More Sports / Track & Field

IAAF to fight Swiss court ruling on Caster Semenya


The IAAF said Tuesday it will fight a Swiss court decision to suspend its rules obliging athletes, including double Olympic champion Caster Semenya, to lower their testosterone levels in order to compete in certain events.

Switzerland’s highest court on Monday temporarily suspended the IAAF rules following an appeal by Semenya, the South African who won the women’s 800-meter final at the 2012 and 2016 Olympics.

The athlete was contesting a decision by the Court of Arbitration for Sport which previously found that the rules were “discriminatory” but “necessary” to ensure fairness in women’s athletics.

“The IAAF will continue to fight for equal rights and opportunities for all women and girls in our sport today and in the future,” the International Association of Athletics Federations (IAAF) said in a statement, adding that it was committed to the “full participation of women” in athletics.

It said it would “seek a swift reversion of the super-provisional order moving forwards.”

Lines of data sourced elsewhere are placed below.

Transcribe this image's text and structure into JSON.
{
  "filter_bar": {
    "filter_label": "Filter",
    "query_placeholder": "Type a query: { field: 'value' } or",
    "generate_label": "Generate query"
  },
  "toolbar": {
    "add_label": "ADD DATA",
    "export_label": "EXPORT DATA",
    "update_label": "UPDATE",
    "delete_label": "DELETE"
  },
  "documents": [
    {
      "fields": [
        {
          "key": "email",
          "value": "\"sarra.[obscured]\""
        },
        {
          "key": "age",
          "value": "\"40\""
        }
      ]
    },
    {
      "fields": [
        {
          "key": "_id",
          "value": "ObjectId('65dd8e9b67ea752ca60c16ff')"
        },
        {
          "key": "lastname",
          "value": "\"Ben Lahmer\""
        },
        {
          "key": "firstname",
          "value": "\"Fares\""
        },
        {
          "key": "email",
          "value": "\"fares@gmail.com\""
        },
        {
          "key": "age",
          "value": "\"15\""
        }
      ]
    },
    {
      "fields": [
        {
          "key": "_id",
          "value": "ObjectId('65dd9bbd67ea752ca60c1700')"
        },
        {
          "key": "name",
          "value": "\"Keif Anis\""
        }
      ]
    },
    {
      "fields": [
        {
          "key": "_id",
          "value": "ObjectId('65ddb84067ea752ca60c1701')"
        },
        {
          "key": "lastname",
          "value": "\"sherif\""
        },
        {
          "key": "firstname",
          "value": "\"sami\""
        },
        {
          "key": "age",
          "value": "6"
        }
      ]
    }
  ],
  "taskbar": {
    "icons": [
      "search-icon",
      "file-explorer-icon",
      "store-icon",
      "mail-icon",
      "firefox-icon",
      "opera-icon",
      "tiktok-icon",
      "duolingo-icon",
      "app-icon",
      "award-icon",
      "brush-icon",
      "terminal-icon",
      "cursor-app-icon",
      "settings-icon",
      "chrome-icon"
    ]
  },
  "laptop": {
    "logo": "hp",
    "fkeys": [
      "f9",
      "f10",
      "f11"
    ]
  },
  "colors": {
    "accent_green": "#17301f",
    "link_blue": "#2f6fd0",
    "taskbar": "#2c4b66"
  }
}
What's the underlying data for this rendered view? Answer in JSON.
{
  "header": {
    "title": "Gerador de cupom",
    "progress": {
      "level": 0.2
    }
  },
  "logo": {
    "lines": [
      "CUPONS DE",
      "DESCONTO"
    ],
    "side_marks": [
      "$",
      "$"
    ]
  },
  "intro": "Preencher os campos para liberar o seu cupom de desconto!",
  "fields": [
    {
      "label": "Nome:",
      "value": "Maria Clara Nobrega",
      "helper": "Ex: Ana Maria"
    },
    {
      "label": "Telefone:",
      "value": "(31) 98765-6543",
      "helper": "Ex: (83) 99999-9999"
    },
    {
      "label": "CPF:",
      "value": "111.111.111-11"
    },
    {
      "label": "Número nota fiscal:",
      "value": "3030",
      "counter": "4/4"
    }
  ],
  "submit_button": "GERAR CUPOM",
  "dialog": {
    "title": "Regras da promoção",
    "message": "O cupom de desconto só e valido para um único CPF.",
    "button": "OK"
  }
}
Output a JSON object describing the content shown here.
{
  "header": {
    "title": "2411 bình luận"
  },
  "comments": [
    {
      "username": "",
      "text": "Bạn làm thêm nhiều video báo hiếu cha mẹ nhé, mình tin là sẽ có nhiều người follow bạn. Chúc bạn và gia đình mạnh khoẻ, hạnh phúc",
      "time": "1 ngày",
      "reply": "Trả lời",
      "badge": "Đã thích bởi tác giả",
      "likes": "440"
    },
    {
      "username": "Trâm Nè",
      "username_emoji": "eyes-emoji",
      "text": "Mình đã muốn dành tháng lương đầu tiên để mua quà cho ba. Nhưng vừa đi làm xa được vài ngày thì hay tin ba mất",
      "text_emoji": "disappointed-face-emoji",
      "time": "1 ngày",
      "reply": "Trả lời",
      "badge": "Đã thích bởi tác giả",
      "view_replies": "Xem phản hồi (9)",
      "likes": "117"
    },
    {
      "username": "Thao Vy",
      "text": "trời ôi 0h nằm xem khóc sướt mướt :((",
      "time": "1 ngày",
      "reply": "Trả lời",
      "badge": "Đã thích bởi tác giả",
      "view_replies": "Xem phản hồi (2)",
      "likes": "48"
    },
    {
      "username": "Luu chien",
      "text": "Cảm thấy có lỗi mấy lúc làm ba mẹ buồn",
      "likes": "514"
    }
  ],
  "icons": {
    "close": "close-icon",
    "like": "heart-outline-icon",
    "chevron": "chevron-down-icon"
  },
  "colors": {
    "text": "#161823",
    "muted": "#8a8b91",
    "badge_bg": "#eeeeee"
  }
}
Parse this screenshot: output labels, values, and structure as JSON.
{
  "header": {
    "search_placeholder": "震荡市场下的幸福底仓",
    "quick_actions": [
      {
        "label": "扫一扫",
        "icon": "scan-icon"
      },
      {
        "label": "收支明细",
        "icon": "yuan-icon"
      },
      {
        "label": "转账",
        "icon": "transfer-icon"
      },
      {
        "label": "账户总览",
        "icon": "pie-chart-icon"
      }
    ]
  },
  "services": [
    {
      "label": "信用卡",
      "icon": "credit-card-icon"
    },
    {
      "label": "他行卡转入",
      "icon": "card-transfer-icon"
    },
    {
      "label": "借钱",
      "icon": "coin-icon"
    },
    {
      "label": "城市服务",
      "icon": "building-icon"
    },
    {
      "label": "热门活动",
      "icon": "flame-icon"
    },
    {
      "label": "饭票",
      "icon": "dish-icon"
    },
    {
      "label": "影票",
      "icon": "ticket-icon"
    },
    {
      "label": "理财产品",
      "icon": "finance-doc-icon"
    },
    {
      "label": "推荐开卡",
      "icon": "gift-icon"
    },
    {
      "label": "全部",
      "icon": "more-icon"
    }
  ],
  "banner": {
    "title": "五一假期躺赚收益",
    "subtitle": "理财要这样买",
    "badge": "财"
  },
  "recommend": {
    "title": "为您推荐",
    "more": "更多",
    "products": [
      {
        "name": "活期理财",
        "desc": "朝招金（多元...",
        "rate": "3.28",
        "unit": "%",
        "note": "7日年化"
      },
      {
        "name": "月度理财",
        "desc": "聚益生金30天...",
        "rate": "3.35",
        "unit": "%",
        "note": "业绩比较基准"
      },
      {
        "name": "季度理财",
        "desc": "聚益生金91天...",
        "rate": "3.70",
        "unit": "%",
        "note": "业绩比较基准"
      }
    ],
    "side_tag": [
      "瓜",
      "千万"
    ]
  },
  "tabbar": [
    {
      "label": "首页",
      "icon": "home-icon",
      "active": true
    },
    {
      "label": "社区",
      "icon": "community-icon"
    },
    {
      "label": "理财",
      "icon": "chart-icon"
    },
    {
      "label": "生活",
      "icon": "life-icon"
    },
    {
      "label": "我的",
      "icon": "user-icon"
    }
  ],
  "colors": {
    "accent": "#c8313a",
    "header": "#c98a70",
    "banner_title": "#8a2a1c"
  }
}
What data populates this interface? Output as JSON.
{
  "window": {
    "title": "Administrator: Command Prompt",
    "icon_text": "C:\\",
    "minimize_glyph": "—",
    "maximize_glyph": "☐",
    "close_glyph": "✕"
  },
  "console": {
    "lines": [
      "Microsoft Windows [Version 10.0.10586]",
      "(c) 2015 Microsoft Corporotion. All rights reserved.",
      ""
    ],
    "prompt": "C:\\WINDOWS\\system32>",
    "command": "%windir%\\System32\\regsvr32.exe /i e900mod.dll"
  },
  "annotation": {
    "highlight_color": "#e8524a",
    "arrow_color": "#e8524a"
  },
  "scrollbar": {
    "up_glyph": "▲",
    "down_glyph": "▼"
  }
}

The IAAF and Semenya’s legal team must now make further submissions to the court, which will decide on whether to order a longer suspension of the measures.

Should the IAAF fail to overturn the ruling, the regulations will remain suspended until Semenya’s full appeal is heard by a panel of Swiss federal judges.

That could take up to a year or more, meaning the 28-year-old South African might be cleared to run unrestricted in her favored event in the remaining Diamond League meetings and the world championships in Doha in September and October.

The rules require women with higher than normal female hormone levels, a condition known as hyperandrogenism, to lower the amount of testosterone in their bodies artificially if they are to compete in races over distances of 400 meters to the mile.

The ruling has implications for other athletes, too. Francine Niyonsaba of Burundi and Margaret Wambui of Kenya, both Olympic medalists in the 800, have said they are also affected by the rules.

The IAAF says it will not identify athletes affected by the new rule, but says there are dozens in elite athletics.